Artinya: Dan Allah melebihkan sebagian kamu dari sebagian yang lain dalam hal rizki, tetapi orang-orang yang dilebihkan (rizki itu) tidak mau memberikan rizki mereka kepada budak-budak yang mereka miliki, agar mereka sama (merasakan) rizki itu. Maka mengapa mereka mengingkari nikmat Allah itu?
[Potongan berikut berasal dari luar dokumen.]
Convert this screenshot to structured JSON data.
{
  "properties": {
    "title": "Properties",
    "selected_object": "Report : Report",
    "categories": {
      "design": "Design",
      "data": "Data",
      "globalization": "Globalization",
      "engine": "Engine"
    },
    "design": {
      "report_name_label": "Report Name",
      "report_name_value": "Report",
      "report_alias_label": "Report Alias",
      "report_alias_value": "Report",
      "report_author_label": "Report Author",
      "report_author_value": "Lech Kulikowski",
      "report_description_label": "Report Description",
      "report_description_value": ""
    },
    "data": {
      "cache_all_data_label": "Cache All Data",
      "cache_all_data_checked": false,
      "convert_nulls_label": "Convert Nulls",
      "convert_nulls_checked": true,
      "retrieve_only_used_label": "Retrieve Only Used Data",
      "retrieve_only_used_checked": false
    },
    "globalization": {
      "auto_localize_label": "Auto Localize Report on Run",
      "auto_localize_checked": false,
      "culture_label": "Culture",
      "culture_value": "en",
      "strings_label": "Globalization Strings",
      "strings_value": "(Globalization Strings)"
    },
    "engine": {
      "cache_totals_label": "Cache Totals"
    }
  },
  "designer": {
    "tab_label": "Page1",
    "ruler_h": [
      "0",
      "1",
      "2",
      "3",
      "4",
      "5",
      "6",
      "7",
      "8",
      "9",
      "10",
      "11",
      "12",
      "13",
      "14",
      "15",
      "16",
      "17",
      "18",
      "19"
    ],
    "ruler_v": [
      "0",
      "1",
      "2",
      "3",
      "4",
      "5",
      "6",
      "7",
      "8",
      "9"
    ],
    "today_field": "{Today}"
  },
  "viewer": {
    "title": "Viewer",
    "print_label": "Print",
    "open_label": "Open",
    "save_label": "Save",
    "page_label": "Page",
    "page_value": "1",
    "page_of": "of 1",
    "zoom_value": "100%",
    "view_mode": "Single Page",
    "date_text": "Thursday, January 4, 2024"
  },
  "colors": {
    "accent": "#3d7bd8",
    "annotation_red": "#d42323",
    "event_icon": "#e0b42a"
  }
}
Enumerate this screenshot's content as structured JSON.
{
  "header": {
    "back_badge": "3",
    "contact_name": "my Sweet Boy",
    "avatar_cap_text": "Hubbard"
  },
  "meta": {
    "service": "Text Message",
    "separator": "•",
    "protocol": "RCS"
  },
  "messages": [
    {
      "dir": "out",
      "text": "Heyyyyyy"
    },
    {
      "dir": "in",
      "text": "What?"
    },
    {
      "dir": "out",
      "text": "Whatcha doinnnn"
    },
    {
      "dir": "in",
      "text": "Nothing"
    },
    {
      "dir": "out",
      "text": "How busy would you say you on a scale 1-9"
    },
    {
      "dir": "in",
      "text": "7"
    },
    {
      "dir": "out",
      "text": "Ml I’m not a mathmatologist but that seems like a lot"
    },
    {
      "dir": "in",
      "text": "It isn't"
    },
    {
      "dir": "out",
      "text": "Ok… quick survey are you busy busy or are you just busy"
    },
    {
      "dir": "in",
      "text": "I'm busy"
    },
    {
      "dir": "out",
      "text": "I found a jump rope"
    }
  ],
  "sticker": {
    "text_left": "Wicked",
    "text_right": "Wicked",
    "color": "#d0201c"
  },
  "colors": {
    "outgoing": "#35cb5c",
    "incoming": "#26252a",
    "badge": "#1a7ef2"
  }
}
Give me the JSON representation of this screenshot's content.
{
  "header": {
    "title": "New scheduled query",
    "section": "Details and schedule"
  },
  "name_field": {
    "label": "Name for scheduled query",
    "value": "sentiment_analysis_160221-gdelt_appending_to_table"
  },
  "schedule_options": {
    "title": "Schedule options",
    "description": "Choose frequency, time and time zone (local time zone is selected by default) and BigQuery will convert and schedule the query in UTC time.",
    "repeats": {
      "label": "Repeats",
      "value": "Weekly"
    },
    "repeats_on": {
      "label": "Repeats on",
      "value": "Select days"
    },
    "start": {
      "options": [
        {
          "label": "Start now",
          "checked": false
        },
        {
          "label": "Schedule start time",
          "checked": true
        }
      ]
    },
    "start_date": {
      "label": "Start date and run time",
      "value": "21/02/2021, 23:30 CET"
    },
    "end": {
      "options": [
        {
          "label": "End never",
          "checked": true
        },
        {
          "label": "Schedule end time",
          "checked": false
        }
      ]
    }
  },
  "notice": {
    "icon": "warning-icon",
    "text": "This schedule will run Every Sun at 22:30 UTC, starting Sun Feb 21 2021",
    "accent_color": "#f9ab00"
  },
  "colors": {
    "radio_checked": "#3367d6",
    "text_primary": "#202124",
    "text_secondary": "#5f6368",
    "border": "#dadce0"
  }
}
Al Nahl :71



وَبِذِي الْقُرْبَى وَالْيَتَامَى وَالْمَسَاكِينِ وَالْجَارِ ذِي الْقُرْبَى وَالْجَارِ الْجُنُبِ وَالصَّاحِبِ بِالْجَنْبِ وَابْنِ السَّبِيلِ وَمَا مَلَكَتْ أَيْمَانُكُمْ إِنَّ اللهَ لا يُحِبُّ مَنْ كَانَ مُخْتَالا فَخُورًا. النساء : 36

Artinya: Dan berbuat baiklah kamu kepada kerabat, anak-anak yatim, orang miskin, para tetangga dekan dan jauh, teman sejawat, orang-orang yang kehabisan bekal dalam perjalanan dan Allah tidak menyukai orang-orang yang sombong dan membanggakan diri mereka. Al Nisa : 36



Kedua ayat di atas memberikan pelajaran bahwa seorang yang dilebihkan rizkinya (kaya) hendaknya memberikan kepada yang kurang (miskin), sebab boleh jadi harta yang mereka peroleh (miliki) itu terdapat harta orang lain yang harus dikeluarkan. Itulah sebabnya Islam mewajibkan untuk mengeluarkan zakat.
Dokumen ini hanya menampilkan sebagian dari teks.